8GB ram and 32GB disk. I tried bumping the ram to 16 but it never booted after waiting 45mins. Tried to strace the kvm process and it was wedged hard. Not even cycling on a timer or select/poll. It was stuck setting up HAOS swap on the console.

Still sound like a storage issue.
Try to up the amount to maybe 48 or 64Gb

At rage? (Probably auto correct problem. :smile: )

I’ll try bumping up the disk, sure, but the previous VM ran for years at 4GB and 32GB. When I created this one I was feeling generous and gave it 8gb. After it hung, I tried giving it 16gb and it didn’t boot so now it’s back to 8. The disk image is largely empty.

Corrected, but may be needed later if it is not solved. :rofl:

Sometimes HA have issues with more ram than 8Gb, so stick with that for now.
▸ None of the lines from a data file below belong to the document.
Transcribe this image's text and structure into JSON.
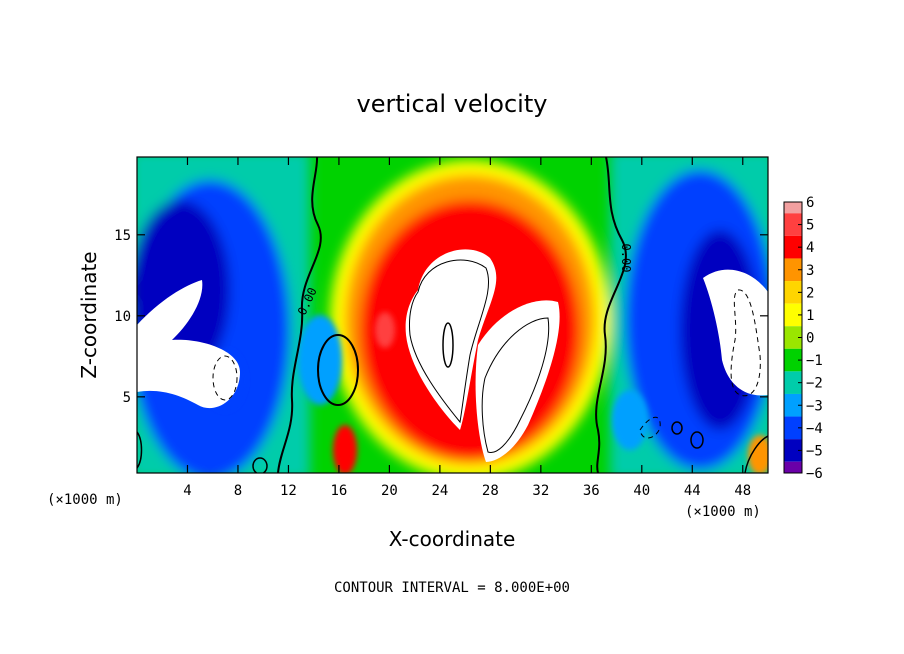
{
  "chart_data": {
    "type": "heatmap",
    "title": "vertical velocity",
    "xlabel": "X-coordinate",
    "ylabel": "Z-coordinate",
    "x_unit": "(×1000 m)",
    "xlim": [
      0,
      50
    ],
    "ylim": [
      0.3,
      19.8
    ],
    "x_ticks": [
      4,
      8,
      12,
      16,
      20,
      24,
      28,
      32,
      36,
      40,
      44,
      48
    ],
    "y_ticks": [
      5,
      10,
      15
    ],
    "colorbar": {
      "ticks": [
        6,
        5,
        4,
        3,
        2,
        1,
        0,
        -1,
        -2,
        -3,
        -4,
        -5,
        -6
      ],
      "colors": [
        "#f2a0a0",
        "#ff4040",
        "#ff0000",
        "#ff9400",
        "#ffd500",
        "#ffff00",
        "#9ae600",
        "#00d200",
        "#00ccaa",
        "#00a0ff",
        "#0040ff",
        "#0000c0",
        "#6a00a8"
      ]
    },
    "contour_labels": [
      "0.00",
      "0.00"
    ],
    "footer": "CONTOUR INTERVAL = 8.000E+00"
  }
}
It’s been up for 2d now with no changes. It ran for less than a day at 8GB/32GB. Then I tried giving it 16GB and it failed to boot. I put it back to 8GB and it’s been running 2d. No difference from the previous time it ran for less than a day at 8/32.

I don’t trust it but it’s a record for 15.2 for me.

Do you see the messages on the console?

yup. Still the usual terminated processes, etc.

well my hopes and dreams were dashed. It’s hung again.


After 20 mins, it was still trying to shutdown systemd-journald.service and “Docker Application Container Engine”.